To be efficient, the program needs to be aware of the NUMA and needs to be designed specifically for it. This is a fairly difficult task which is made worse by the unlimited combinations of NUMA topologies. Long story short, making y-cruncher NUMA aware will require changing the way that memory is fundamentally stored and managed. This means that it will need to be done as a new "mode" much like how "Ram Only" and "Swap Mode" have completely different data storage formats.

 

 

Currently, the most promising solution is to generalize the functionality of swap mode in the following ways:

  1. Instead of using a disk array, replace it with a "far memory" interface which can be anything from disk to interleaved NUMA or even cloud storage.
  2. Leverage the swap mode algorithms for minimizing disk access to minimize access to far memory.
  3. Duplicate shared resources into each NUMA node to reduce interconnect thrashing.

 


GCD Factorization:

Many binary splitting recursions have a lot of common factors between the fraction numerators and denominators. Implement an optimization that seeks to remove these common factors so that the numbers are smaller in size.

 

GCD Factorization was first described here (now a dead link). Since then, there have been subsequent publications that describe the method:

The general idea of the optimization is to keep the prime factorization of some of the recursion variables. Then use this factorization to obtain the GCD of the numerator and denominator terms. Obtaining this prime factorization is done using a sieve.

 

Current implementations of this optimization include GMP Pi Chudnovsky and TachusPi. And most literature reports a speedup of about 20 - 30% for Pi Chudnovsky.

 

In the context of y-cruncher, this optimization is applicable to the following constants/algorithms:

 

Current Problems:

 

Even though GCD factorization has been known for years, y-cruncher has yet to use it for a number of reasons:

  1. The naive approach to sieving the index terms will require a prohibitive amount of memory. This problem exists in GMP Pi Chudnovsky. Fabrice Bellard's TachusPi has a more efficient approach that does it using O( sqrt(N) ) memory - presumably using some sort of sieve segmentation. But he left few details on this approach.

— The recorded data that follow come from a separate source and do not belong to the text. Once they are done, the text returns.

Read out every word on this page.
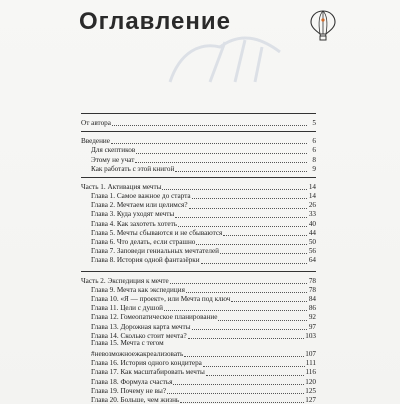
Оглавление
От автора	5
Введение	6
Для скептиков	6
Этому не учат	8
Как работать с этой книгой	9
Часть 1. Активация мечты	14
Глава 1. Самое важное до старта	14
Глава 2. Мечтаем или целимся?	26
Глава 3. Куда уходят мечты	33
Глава 4. Как захотеть хотеть	40
Глава 5. Мечты сбываются и не сбываются	44
Глава 6. Что делать, если страшно	50
Глава 7. Заповеди гениальных мечтателей	56
Глава 8. История одной фантазёрки	64
Часть 2. Экспедиция к мечте	78
Глава 9. Мечта как экспедиция	78
Глава 10. «Я — проект», или Мечта под ключ	84
Глава 11. Цели с душой	86
Глава 12. Гомеопатическое планирование	92
Глава 13. Дорожная карта мечты	97
Глава 14. Сколько стоит мечта?	103
Глава 15. Мечта с тегом
#невозможноежакреализовать	107
Глава 16. История одного кондитера	111
Глава 17. Как масштабировать мечты	116
Глава 18. Формула счастья	120
Глава 19. Почему не вы?	125
Глава 20. Больше, чем жизнь	127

  2. The data structure that is needed to perform the sieve and store the prime factorization is somewhat incompatible with y-cruncher's memory model.

  3. y-cruncher lacks the ability to efficiently perform integer divisions.

While (1) and (3) are certainly solvable, (2) is more difficult. All the ideas so far for attacking (2) are either complicated and fragile, or they require breaking out of the current memory model. For now, there's bigger fish to fry.